— С дверцы холодильника?
— Да. Мы на нее вешали фотографии, открытки, рекламки разные… а теперь ничего нет.
— Вот как. И это всё? В смысле, у вас больше ничего не пропало?
— Не знаю. Я просто увидела, что там ничего нет, и убежала.
— Вы уверены, что фотографии и все остальное были там вчера? — раздается вопрос у меня из-за спины; оказывается, цаца снова вышла из машины.
— Да, — говорю я, — в смысле, я бы заметила, если б их не было.
— Понятно.
— Следов взлома нет? — уточняет Фредли.
— Не знаю, — говорю я, начиная беспокоиться: к чему эти вопросы? Они вообще-то собираются делать что-нибудь?

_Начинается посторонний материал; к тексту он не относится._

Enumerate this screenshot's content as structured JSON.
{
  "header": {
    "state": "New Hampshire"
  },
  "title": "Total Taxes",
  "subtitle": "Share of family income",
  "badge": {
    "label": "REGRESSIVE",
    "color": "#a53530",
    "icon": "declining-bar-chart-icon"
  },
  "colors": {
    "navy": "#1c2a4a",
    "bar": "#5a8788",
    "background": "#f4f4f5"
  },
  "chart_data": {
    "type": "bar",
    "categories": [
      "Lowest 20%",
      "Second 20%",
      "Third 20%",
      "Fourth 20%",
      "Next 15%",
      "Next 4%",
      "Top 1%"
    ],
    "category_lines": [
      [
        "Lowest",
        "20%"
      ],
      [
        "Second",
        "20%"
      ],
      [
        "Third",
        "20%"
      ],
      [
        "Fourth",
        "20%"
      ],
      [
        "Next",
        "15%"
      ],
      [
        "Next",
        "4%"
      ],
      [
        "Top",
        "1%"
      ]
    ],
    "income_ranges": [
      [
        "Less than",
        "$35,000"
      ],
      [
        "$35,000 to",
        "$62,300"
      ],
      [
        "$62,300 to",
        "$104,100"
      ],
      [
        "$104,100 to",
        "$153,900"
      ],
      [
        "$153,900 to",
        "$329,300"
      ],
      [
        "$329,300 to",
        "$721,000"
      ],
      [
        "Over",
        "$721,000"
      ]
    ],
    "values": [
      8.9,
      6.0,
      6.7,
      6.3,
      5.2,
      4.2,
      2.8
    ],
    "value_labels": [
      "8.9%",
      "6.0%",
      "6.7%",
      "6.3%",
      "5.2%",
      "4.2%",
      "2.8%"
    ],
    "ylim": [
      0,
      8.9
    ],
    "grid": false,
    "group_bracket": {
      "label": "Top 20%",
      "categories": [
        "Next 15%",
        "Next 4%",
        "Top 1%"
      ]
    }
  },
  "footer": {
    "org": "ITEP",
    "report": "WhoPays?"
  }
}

— А входная дверь была открыта? Замок вырезан или что-то подобное?
Я задумываюсь.
— Нет, — говорю. — Она была заперта.
Они многозначительно переглядываются. Я чуть отстраняюсь от Фредли, и она убирает руку, до тех пор лежавшую у меня на плече.
— Вы разве не осмотрите дом?
Они снова переглядываются. Какой-то у них теперь горестный, что ли, вид; или нет, удрученный.
— Конечно-конечно, — приветливо говорит Фредли, — обязательно осмотрим.
В ее голосе снисходительные интонации, будто я ребенок, они мои няньки и я настаиваю, чтобы они осмотрели подвал, потому что там орудуют привидения.
Полицейские заходят в дом. Я жду, облокотившись на капот их машины. Непохоже, чтобы ожидалось подкрепление. Я жду и жду. Начинаю мерзнуть. Надо было, когда я улепетывала со всех ног, подзадержаться и надеть кроссовки. Ставлю одну ступню на другую, собираясь потом переменить ноги, чтобы они мерзли поровну. Время идет. Вижу, как та женщина из полиции, которая не Фредли, открывает и снова закрывает дверь на веранду. Я медленно пересекаю газон и захожу в прихожую.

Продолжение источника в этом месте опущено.